Something New (revisited) ...



For those born to the manor be, today’s story will be of interest, to none but me. Whatever the title one may use or choose, (retainer, domestic, cleaner, lackey, flunky, minion, maid, footman, page boy, valet, butler, manservant, housekeeper, steward, drudge, menial or slave), ones self respect you are apt to lose.

The whole idea of servants has always gone against the grain a bit with us. So what are we doing employing domestic help? Justification and rationalization is easy enough to articulate. We need the help. The house is too big. We are providing employment. I want more time with my wife. If, like us however, you are not accustom to “using” others it is not an easy adjustment.

We have no doubt added to the confusion by not knowing exactly what we want. I imagine we had some vague notion of a “Mommy” to take care of us. Of course the unfortunate village girl, had no more clue than us, what we wanted. After discussing the situation, and a good long look in the proverbial mirror, the wife and I came up with an action plan to help the girl to be successful. We recognized that it can be stressful to be put in a situation where you don’t know what is expected of you or don’t know how to do something. With some teaching, direction and a little more structure things are starting to run more smoothly.

Not sure how it will be taken but we try to treat her like family and include her in things. Sunday is kind of a default “family day” in Thailand. Even the most philandering male is likely to spend time with his “main” family on this day. With my wife’s brother leaving tomorrow, after visiting his son for a few days, and the niece being out of school for the day we decided to head off for the nearest waterfall. For us that would be Tat Khwan, around eighteen kilometers from home.

It took some doing but we talked the maid into joining us with her two children. With a mere eight and one half people in our party (the baby hardly rates as a full person) we were perhaps undersized and could have stuffed a few more bodies in the back of the truck. As many villagers focus on hard work and even harder drinking, I was easily persuaded to provide an alternative on the day. My wife is far more inclined to include children in our outings than I but the four we took (baby included) had the kind of fun reserved for the young of age or the young at heart. I played the part of chauffeur and photographer, keeping everyone safe and recording the event. Everyone else had a great time so I’m okay with that, though I would have far preferred being there alone with my wife and maybe a dog.

I doubt we could find anyone better suited to our needs in this village, so we are determined to make this work. As previously mentioned, the inquiries and speculation of the locals have blessed us with many a chuckle and reinforced the feeling in our maid that she has a pretty good deal. Do they make you do this or that, terrible thing? What do you do there? How do they treat you? Isn’t the farang difficult? How do you talk to him? Aren’t you afraid of their vicious dogs or perhaps ghosts. Why are you here at sports day, don’t they make you work everyday? Are you still working for them? Again, money is a difficult subject. Some ask why we pay her so much, while others say we are stingy. You just can’t win.

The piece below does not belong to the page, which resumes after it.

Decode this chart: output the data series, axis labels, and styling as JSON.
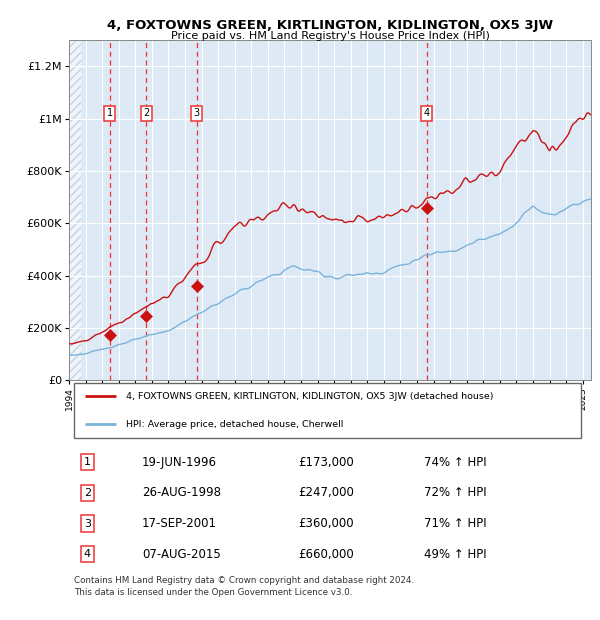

I find it strategically helpful to garner some clue as to how we are viewed by the villagers. Not that it is of great concern to us but by being informed we are able to moderate their concerns at times, discreetly. Of course some things they will just have to learn to deal with. Like no big house warming party. People around here don’t seem to mind hard work as long as you pay enough. They do seem to have a notion that being a maid is somehow demeaning, however. I wondered out load to my wife, how they feel when our maid is hiring them to do odd jobs and supervising their work? She assured me, they know where the orders and money come from, so they wouldn’t be inclined to give her any additional respect.

That thought might be extended to my own notion of working behind the scenes as a silent partner. I certainly hope not, as my wife deserves every bit of credit they might give her. The maid’s husband has helped with some yard-work. Her son needed some money so we allowed him to help his mother for a few days. Many village boys his age refuse to work so when grownups saw him, they were very generous with their praise. Hopefully, that will reinforce the development of a work ethic in her son and help keep him out of trouble.

My wife is quite nurturing by nature and among other things usually has lunch with the workers and sees that they are well taken care of. I keep my distance as that is who I am, and helps maintain my mystique. I also feel it works better if we speak with one voice. To date the maid is still adding to my wife’s burden but it is early days and we are beginning to reap the benefits. So we are still in the process of learning our job, much as our maid is learning hers.